Airco of airconditioning is het regelen (conditioneren) van de lucht (air). Er wordt dus zelf bepaald hoe de lucht ervaren wordt in een ruimte. Bij het meest bekende airconditioning systeem gebeurd dit door een koelmiddel. In een gesloten circulatiecircuit wordt het koudemiddel rondgepompt waarbij het verdampt door de warmte in de ruimte. Hierna wordt het koudemiddel weer omgezet tot vloeistof dankzij een condensor, en zo blijft het de circulatie doorgaan.

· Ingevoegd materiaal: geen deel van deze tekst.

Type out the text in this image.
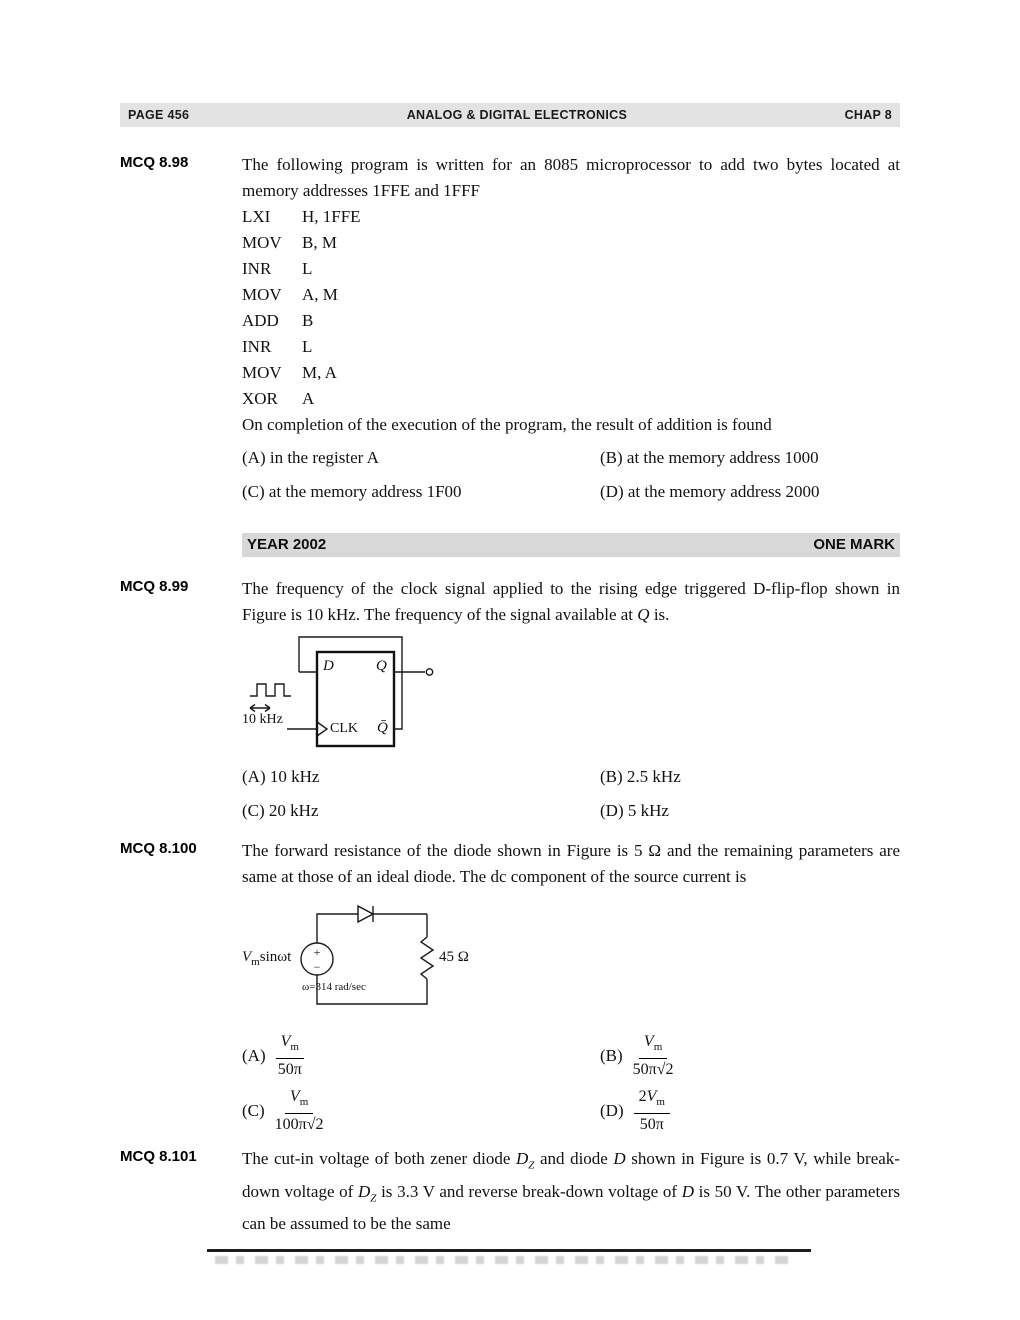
PAGE 456	ANALOG & DIGITAL ELECTRONICS	CHAP 8
MCQ 8.98	The following program is written for an 8085 microprocessor to add two bytes located at memory addresses 1FFE and 1FFF

LXI H, 1FFE
MOV B, M
INR L
MOV A, M
ADD B
INR L
MOV M, A
XOR A

On completion of the execution of the program, the result of addition is found

(A) in the register A	(B) at the memory address 1000
(C) at the memory address 1F00	(D) at the memory address 2000
YEAR 2002	ONE MARK
MCQ 8.99	The frequency of the clock signal applied to the rising edge triggered D-flip-flop shown in Figure is 10 kHz. The frequency of the signal available at Q is.

D	Q
CLK Q̄
10 kHz
(A) 10 kHz	(B) 2.5 kHz
(C) 20 kHz	(D) 5 kHz
MCQ 8.100	The forward resistance of the diode shown in Figure is 5 Ω and the remaining parameters are same at those of an ideal diode. The dc component of the source current is

+
−
$V_m\sin\omega t$
ω=314 rad/sec
45 Ω
$(A) \frac{V_m}{50\pi}$	$(B) \frac{V_m}{50\pi√2}$
$(C) \frac{V_m}{100\pi√2}$	$(D) \frac{2V_m}{50\pi}$
MCQ 8.101	The cut-in voltage of both zener diode $D_Z$ and diode D shown in Figure is 0.7 V, while break-down voltage of $D_Z$ is 3.3 V and reverse break-down voltage of D is 50 V. The other parameters can be assumed to be the same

Er zijn ook klimaatregelsystemen die naast het koelen ook kunnen verwarmen. Deze moeten dan wel over een zogenaamde vierwegklep beschikken. Ook kunnen veel airco’s de luchtvochtigheid regelen. Airconditioning in bijvoorbeeld auto’s of gebouwen heeft als vereiste dat de ruimte gesloten blijft. Gebeurd dit niet, dan gaat de warme lucht van buiten zich vermengen met de lucht van binnen, waardoor de airconditioning nutteloos wordt.
Moderne varianten
Modernere luchtkoelers zijn bijvoorbeeld adiabatische koelsystemen. Deze werken ongeveer hetzelfde, maar gebruiken de verdamping van water om de lucht in een ruimte te koelen. Ook mobiele koelinstallaties zijn steeds populairder, met name omdat deze overal gebruikt kunnen worden zonder ingewikkelde installaties. Een voorbeeld hiervan is de Portacool koeler. Deze combineert de adiabatische technologie met mobiliteit. Vooral in ruimtes zoals werkplaatsen waar veel met verhitting wordt gewerkt (bakkerij, metaalfabriek) is dit een makkelijke oplossing.